Places to fish: "I look for wind-protected, undisturbed water," he continues. "I like pockets and little set-back areas that are shielded from the north wind and exposed to direct sunlight. Many times these will be on the north shorelines of coves. On a warm February afternoon, water in these areas can be several degrees warmer than south banks that are exposed to a northerly breeze."
Klein also likes areas that have a scattering of stumps, logs, treetops or other potential fish-attracting cover objects. His preferred water depth is 2 to 4 feet around the cover.
Klein adds, "One thing I'm always watching for is water movement — little swirls and dimples. Such movement might be from bass or bluegill or shad; it doesn't matter. This just tells me that the water is warm enough for fish to be active, and I'm in the right area."
Bait: "I fish just one lure with this pattern: a 1/2-ounce white/chartreuse Lunker Lure buzzer that has an extended shank and a wide gap Gamakatsu hook.
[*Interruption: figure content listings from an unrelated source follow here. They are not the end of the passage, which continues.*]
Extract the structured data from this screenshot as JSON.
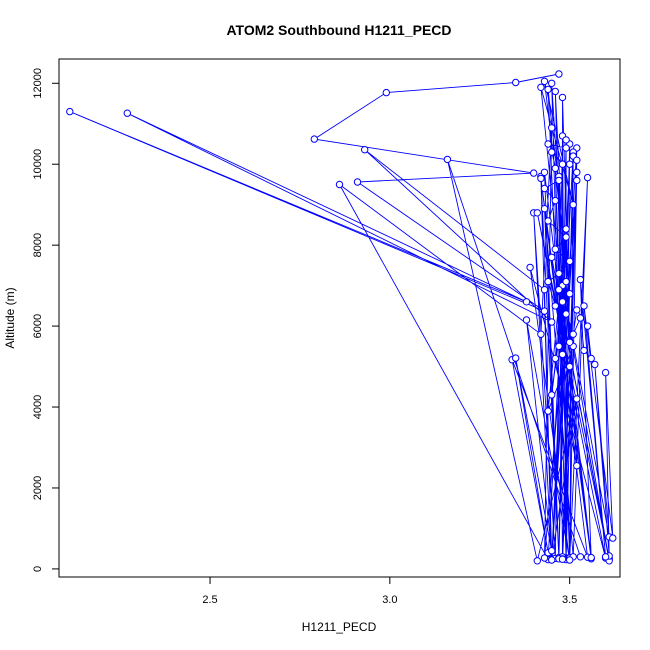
{
  "chart_data": {
    "type": "line",
    "title": "ATOM2 Southbound H1211_PECD",
    "xlabel": "H1211_PECD",
    "ylabel": "Altitude (m)",
    "xlim": [
      2.08,
      3.64
    ],
    "ylim": [
      -200,
      12600
    ],
    "xticks": [
      2.5,
      3.0,
      3.5
    ],
    "yticks": [
      0,
      2000,
      4000,
      6000,
      8000,
      10000,
      12000
    ],
    "line_color": "#0000ff",
    "marker": "open-circle",
    "grid": false,
    "legend": "none",
    "series": [
      {
        "points": [
          [
            3.47,
            12230
          ],
          [
            3.35,
            12020
          ],
          [
            2.99,
            11770
          ],
          [
            2.79,
            10620
          ],
          [
            3.4,
            9780
          ],
          [
            2.91,
            9560
          ],
          [
            3.43,
            6370
          ],
          [
            2.11,
            11300
          ],
          [
            3.38,
            6600
          ],
          [
            2.27,
            11260
          ],
          [
            3.45,
            6100
          ],
          [
            2.93,
            10360
          ],
          [
            3.43,
            6900
          ],
          [
            3.45,
            250
          ],
          [
            3.52,
            4200
          ],
          [
            3.41,
            200
          ],
          [
            3.16,
            10120
          ],
          [
            3.53,
            300
          ],
          [
            3.47,
            270
          ],
          [
            3.42,
            9700
          ],
          [
            3.45,
            230
          ],
          [
            3.5,
            10000
          ],
          [
            3.44,
            230
          ],
          [
            2.86,
            9500
          ],
          [
            3.42,
            5800
          ],
          [
            3.45,
            10900
          ],
          [
            3.43,
            270
          ],
          [
            3.52,
            9600
          ],
          [
            3.45,
            240
          ],
          [
            3.4,
            8800
          ],
          [
            3.46,
            260
          ],
          [
            3.48,
            10700
          ],
          [
            3.49,
            270
          ],
          [
            3.5,
            10500
          ],
          [
            3.47,
            280
          ],
          [
            3.49,
            10600
          ],
          [
            3.49,
            250
          ],
          [
            3.52,
            10400
          ],
          [
            3.45,
            220
          ],
          [
            3.51,
            10300
          ],
          [
            3.5,
            250
          ],
          [
            3.51,
            10200
          ],
          [
            3.48,
            300
          ],
          [
            3.52,
            10100
          ],
          [
            3.49,
            230
          ],
          [
            3.46,
            9900
          ],
          [
            3.5,
            260
          ],
          [
            3.52,
            9800
          ],
          [
            3.48,
            250
          ],
          [
            3.47,
            9700
          ],
          [
            3.5,
            270
          ],
          [
            3.55,
            9670
          ],
          [
            3.51,
            300
          ],
          [
            3.43,
            8900
          ],
          [
            3.47,
            250
          ],
          [
            3.43,
            9800
          ],
          [
            3.56,
            250
          ],
          [
            3.42,
            9650
          ],
          [
            3.55,
            290
          ],
          [
            3.34,
            5170
          ],
          [
            3.44,
            400
          ],
          [
            3.35,
            5210
          ],
          [
            3.45,
            450
          ],
          [
            3.38,
            6150
          ],
          [
            3.5,
            220
          ],
          [
            3.39,
            7450
          ],
          [
            3.6,
            270
          ],
          [
            3.41,
            8800
          ],
          [
            3.61,
            250
          ],
          [
            3.45,
            7700
          ],
          [
            3.61,
            200
          ],
          [
            3.48,
            7000
          ],
          [
            3.61,
            790
          ],
          [
            3.57,
            5050
          ],
          [
            3.61,
            320
          ],
          [
            3.6,
            4850
          ],
          [
            3.62,
            760
          ],
          [
            3.54,
            6500
          ],
          [
            3.6,
            300
          ],
          [
            3.53,
            7150
          ],
          [
            3.56,
            280
          ],
          [
            3.5,
            5000
          ],
          [
            3.48,
            240
          ],
          [
            3.51,
            5500
          ],
          [
            3.44,
            3900
          ],
          [
            3.49,
            8400
          ],
          [
            3.46,
            5200
          ],
          [
            3.52,
            2550
          ],
          [
            3.49,
            7100
          ],
          [
            3.45,
            4300
          ],
          [
            3.48,
            6600
          ],
          [
            3.42,
            11900
          ],
          [
            3.51,
            9000
          ],
          [
            3.43,
            12050
          ],
          [
            3.5,
            6800
          ],
          [
            3.44,
            11850
          ],
          [
            3.47,
            5500
          ],
          [
            3.45,
            12000
          ],
          [
            3.49,
            6300
          ],
          [
            3.46,
            11800
          ],
          [
            3.48,
            5300
          ],
          [
            3.48,
            11650
          ],
          [
            3.5,
            5600
          ],
          [
            3.53,
            6200
          ],
          [
            3.54,
            5400
          ],
          [
            3.56,
            5200
          ],
          [
            3.55,
            6000
          ],
          [
            3.52,
            6400
          ],
          [
            3.51,
            5800
          ],
          [
            3.47,
            6900
          ],
          [
            3.46,
            6500
          ],
          [
            3.44,
            7100
          ],
          [
            3.47,
            7300
          ],
          [
            3.5,
            7600
          ],
          [
            3.46,
            7900
          ],
          [
            3.49,
            8200
          ],
          [
            3.44,
            8600
          ],
          [
            3.46,
            9100
          ],
          [
            3.43,
            9400
          ],
          [
            3.47,
            9600
          ],
          [
            3.45,
            10300
          ],
          [
            3.48,
            10000
          ],
          [
            3.44,
            10500
          ],
          [
            3.49,
            10400
          ]
        ]
      }
    ]
  }
}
I don't use a trailer hook on this bait."
And so, he fishes. "I've done this enough so I just get a feeling when this will work," he says. "When the water is slick and the sun's beating down and the temperature is right, I go to the buzzbait with full confidence that it'll get some strikes.
"If anglers can just get away from the notion that the buzzbait is a warm weather bait, they'll learn that it's really an all-season bait, and it can be absolutely awesome when big bass come up to feed during a warm spell in the first months of the year."
Gear To Grab
Here are the specific rods, reels and lines Gary Klein uses when stalking big bass in February.
For fishing buzzbaits:
One of the main keys to catching bass on buzzbaits in February is to run the lure as slowly as possible across the surface, and Gary Klein offers seasoned tips for doing this.
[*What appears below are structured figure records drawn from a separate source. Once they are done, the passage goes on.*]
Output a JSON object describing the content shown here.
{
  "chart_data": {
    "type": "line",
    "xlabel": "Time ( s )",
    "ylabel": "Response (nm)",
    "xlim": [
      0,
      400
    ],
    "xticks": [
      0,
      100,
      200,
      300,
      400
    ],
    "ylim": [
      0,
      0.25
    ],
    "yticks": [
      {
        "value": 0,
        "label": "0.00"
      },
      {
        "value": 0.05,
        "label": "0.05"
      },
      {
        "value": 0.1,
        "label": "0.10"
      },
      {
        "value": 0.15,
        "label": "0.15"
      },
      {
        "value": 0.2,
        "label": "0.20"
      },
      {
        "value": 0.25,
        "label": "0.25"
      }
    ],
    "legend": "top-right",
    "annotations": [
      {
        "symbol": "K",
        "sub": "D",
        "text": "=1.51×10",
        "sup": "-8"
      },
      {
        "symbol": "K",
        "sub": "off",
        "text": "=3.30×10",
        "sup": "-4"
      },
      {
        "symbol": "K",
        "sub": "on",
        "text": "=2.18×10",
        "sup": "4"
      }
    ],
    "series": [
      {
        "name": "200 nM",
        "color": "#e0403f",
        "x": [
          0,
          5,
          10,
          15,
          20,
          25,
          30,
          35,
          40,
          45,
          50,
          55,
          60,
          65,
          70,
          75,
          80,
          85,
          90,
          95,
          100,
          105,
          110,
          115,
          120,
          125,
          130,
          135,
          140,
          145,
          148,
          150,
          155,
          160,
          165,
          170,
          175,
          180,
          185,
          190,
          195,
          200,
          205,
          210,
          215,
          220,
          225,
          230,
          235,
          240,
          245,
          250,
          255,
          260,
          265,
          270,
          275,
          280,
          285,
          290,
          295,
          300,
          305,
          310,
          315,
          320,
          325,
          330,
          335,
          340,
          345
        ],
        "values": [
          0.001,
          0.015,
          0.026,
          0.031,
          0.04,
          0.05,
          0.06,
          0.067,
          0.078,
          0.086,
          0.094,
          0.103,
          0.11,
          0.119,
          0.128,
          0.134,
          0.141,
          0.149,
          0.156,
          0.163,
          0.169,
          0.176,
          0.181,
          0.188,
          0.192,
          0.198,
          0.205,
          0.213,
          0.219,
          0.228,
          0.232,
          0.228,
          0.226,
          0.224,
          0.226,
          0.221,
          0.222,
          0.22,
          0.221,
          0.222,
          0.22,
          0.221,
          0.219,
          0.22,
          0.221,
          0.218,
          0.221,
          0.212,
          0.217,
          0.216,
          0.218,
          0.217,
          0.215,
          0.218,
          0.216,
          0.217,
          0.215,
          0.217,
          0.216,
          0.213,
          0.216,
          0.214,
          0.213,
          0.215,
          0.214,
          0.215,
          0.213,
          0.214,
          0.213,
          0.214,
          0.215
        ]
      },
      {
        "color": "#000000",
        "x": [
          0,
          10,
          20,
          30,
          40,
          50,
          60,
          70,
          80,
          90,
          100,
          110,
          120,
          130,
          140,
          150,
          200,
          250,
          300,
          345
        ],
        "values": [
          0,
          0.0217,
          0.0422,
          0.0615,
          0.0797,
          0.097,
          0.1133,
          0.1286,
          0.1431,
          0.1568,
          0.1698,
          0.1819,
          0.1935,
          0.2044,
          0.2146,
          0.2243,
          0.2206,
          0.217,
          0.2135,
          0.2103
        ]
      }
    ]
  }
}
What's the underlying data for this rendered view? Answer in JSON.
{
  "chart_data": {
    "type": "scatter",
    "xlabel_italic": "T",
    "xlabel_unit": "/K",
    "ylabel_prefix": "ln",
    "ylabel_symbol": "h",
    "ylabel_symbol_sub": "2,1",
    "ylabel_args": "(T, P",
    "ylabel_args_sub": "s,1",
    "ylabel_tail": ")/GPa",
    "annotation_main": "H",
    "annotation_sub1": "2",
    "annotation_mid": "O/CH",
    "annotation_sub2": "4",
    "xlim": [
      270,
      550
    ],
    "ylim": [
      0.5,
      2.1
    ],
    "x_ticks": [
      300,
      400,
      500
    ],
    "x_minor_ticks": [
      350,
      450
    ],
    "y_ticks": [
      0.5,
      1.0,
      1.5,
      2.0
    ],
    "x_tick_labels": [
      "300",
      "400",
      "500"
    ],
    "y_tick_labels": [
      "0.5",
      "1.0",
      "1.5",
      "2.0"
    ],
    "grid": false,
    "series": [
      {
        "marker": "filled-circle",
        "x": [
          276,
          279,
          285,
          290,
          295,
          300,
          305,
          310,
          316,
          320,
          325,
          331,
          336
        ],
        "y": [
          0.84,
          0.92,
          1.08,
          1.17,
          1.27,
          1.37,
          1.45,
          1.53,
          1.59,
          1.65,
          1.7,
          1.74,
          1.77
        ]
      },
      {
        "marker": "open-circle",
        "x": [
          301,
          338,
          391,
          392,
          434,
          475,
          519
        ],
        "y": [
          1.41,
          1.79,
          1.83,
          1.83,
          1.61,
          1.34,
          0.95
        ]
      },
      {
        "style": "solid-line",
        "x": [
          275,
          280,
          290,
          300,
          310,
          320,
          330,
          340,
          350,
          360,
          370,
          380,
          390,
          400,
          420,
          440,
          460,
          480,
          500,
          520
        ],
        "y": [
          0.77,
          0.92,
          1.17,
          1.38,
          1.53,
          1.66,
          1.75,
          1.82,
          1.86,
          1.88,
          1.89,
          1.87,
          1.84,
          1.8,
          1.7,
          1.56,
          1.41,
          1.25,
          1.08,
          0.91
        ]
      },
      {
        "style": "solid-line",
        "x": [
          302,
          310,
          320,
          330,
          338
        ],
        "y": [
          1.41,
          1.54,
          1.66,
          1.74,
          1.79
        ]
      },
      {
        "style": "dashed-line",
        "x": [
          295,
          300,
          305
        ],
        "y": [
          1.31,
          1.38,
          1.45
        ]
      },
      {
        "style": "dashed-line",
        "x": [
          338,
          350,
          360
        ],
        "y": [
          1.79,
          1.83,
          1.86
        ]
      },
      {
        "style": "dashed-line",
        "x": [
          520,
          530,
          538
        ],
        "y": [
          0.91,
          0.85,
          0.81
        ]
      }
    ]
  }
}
"First, bend the bait's blades downward very slightly," Klein advises. "This helps the blades get more 'bite' and holds the bait on the surface at a slower speed."
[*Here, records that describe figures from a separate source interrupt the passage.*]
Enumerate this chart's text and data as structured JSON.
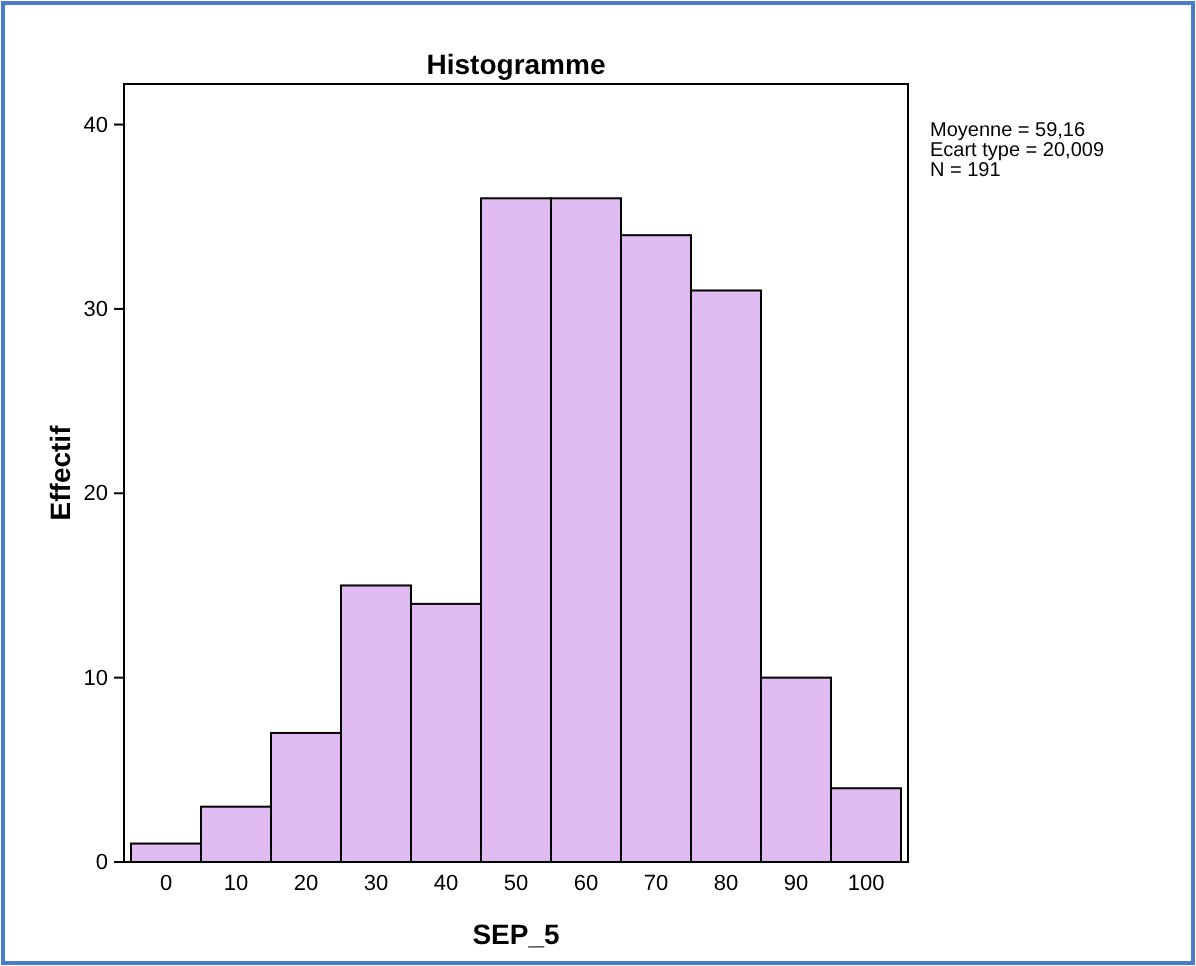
{
  "chart_data": {
    "type": "histogram",
    "title": "Histogramme",
    "xlabel": "SEP_5",
    "ylabel": "Effectif",
    "bins": [
      -5,
      5,
      15,
      25,
      35,
      45,
      55,
      65,
      75,
      85,
      95,
      105
    ],
    "values": [
      1,
      3,
      7,
      15,
      14,
      36,
      36,
      34,
      31,
      10,
      4
    ],
    "color": "#dfbbf2",
    "xlim": [
      -6,
      106
    ],
    "xticks": [
      0,
      10,
      20,
      30,
      40,
      50,
      60,
      70,
      80,
      90,
      100
    ],
    "ylim": [
      0,
      42.2
    ],
    "yticks": [
      0,
      10,
      20,
      30,
      40
    ],
    "annotations": [
      "Moyenne = 59,16",
      "Ecart type = 20,009",
      "N = 191"
    ],
    "grid": false
  }
}
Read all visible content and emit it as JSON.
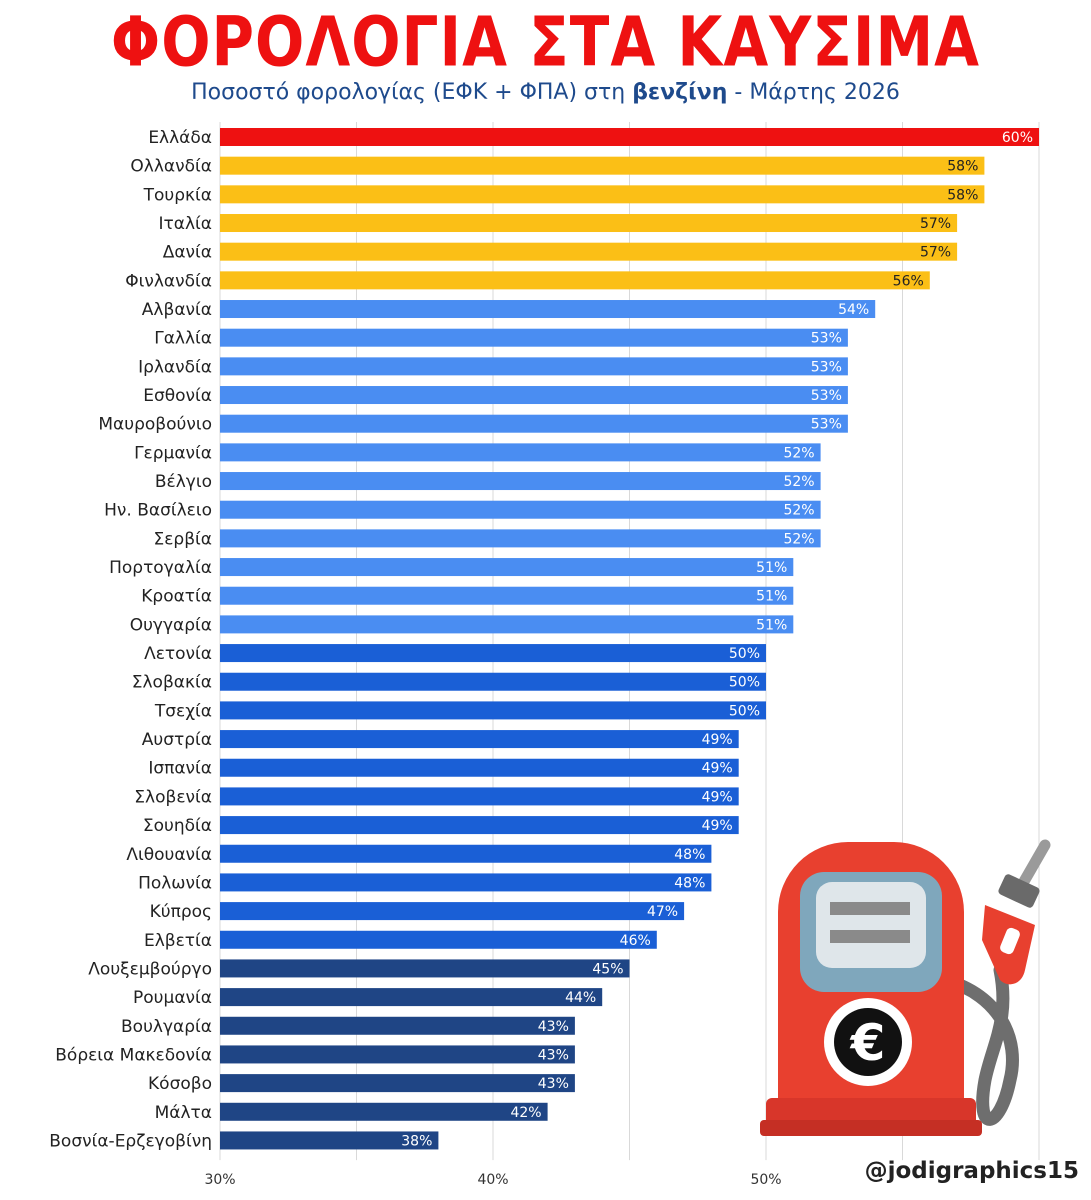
{
  "header": {
    "title": "ΦΟΡΟΛΟΓΙΑ ΣΤΑ ΚΑΥΣΙΜΑ",
    "subtitle_pre": "Ποσοστό φορολογίας (ΕΦΚ + ΦΠΑ) στη ",
    "subtitle_bold": "βενζίνη",
    "subtitle_post": " - Μάρτης 2026"
  },
  "watermark": "@jodigraphics15",
  "colors": {
    "top": "#ee1111",
    "yellow": "#fbbf16",
    "light_blue": "#4a8df2",
    "mid_blue": "#1a5fd6",
    "dark_blue": "#1f4585",
    "gridline": "#d9d9d9",
    "label_text": "#222222"
  },
  "chart_data": {
    "type": "bar",
    "orientation": "horizontal",
    "title": "ΦΟΡΟΛΟΓΙΑ ΣΤΑ ΚΑΥΣΙΜΑ",
    "subtitle": "Ποσοστό φορολογίας (ΕΦΚ + ΦΠΑ) στη βενζίνη - Μάρτης 2026",
    "xlim": [
      30,
      60
    ],
    "xticks": [
      30,
      40,
      50
    ],
    "xtick_labels": [
      "30%",
      "40%",
      "50%"
    ],
    "grid": true,
    "categories": [
      "Ελλάδα",
      "Ολλανδία",
      "Τουρκία",
      "Ιταλία",
      "Δανία",
      "Φινλανδία",
      "Αλβανία",
      "Γαλλία",
      "Ιρλανδία",
      "Εσθονία",
      "Μαυροβούνιο",
      "Γερμανία",
      "Βέλγιο",
      "Ην. Βασίλειο",
      "Σερβία",
      "Πορτογαλία",
      "Κροατία",
      "Ουγγαρία",
      "Λετονία",
      "Σλοβακία",
      "Τσεχία",
      "Αυστρία",
      "Ισπανία",
      "Σλοβενία",
      "Σουηδία",
      "Λιθουανία",
      "Πολωνία",
      "Κύπρος",
      "Ελβετία",
      "Λουξεμβούργο",
      "Ρουμανία",
      "Βουλγαρία",
      "Βόρεια Μακεδονία",
      "Κόσοβο",
      "Μάλτα",
      "Βοσνία-Ερζεγοβίνη"
    ],
    "values": [
      60,
      58,
      58,
      57,
      57,
      56,
      54,
      53,
      53,
      53,
      53,
      52,
      52,
      52,
      52,
      51,
      51,
      51,
      50,
      50,
      50,
      49,
      49,
      49,
      49,
      48,
      48,
      47,
      46,
      45,
      44,
      43,
      43,
      43,
      42,
      38
    ],
    "value_labels": [
      "60%",
      "58%",
      "58%",
      "57%",
      "57%",
      "56%",
      "54%",
      "53%",
      "53%",
      "53%",
      "53%",
      "52%",
      "52%",
      "52%",
      "52%",
      "51%",
      "51%",
      "51%",
      "50%",
      "50%",
      "50%",
      "49%",
      "49%",
      "49%",
      "49%",
      "48%",
      "48%",
      "47%",
      "46%",
      "45%",
      "44%",
      "43%",
      "43%",
      "43%",
      "42%",
      "38%"
    ],
    "bar_color_groups": [
      "top",
      "yellow",
      "yellow",
      "yellow",
      "yellow",
      "yellow",
      "light_blue",
      "light_blue",
      "light_blue",
      "light_blue",
      "light_blue",
      "light_blue",
      "light_blue",
      "light_blue",
      "light_blue",
      "light_blue",
      "light_blue",
      "light_blue",
      "mid_blue",
      "mid_blue",
      "mid_blue",
      "mid_blue",
      "mid_blue",
      "mid_blue",
      "mid_blue",
      "mid_blue",
      "mid_blue",
      "mid_blue",
      "mid_blue",
      "dark_blue",
      "dark_blue",
      "dark_blue",
      "dark_blue",
      "dark_blue",
      "dark_blue",
      "dark_blue"
    ]
  },
  "illustration": {
    "icon": "fuel-pump-icon",
    "symbol": "€"
  }
}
Another tip is to use a long rod, and retrieve the bait with the rod tip held high. This provides lift at the bait's eye that, again, helps keep the bait up.
Klein stresses, "The whole deal is to reel the bait just fast enough to pull it on the surface but no faster than you have to. Bass in cold water can be sluggish, and you need to run the bait slowly and on a steady track to give them plenty of time to home in on it and strike it."
Flipping Takes Tight-to-Cover Bass
Gary Klein says during a warming trend in February, some bass will be in shallow water. The question is, will they be around cover or in cover?
Klein catches "around cover" bass on the buzzbait. However, if this surface runner isn't producing action, he assumes the fish are "in cover," and he switches to a flipping presentation.
"I'll fish the same areas with both baits. I'll just fish a lot tighter and slower when I'm flipping," he explains. "I'll use a black/blue jig (1/2-ounce Spro K-Finesse Wide Bite) and a 4-inch Berkley Chigger Craw trailer, and I'll work it very tight to brush, logs and other likely cover.
"Actually, a lot of days I'll start out flipping in the morning when the water's colder, then I'll change to a buzzbait later on after the water warms up and the bass become more active," Klein adds.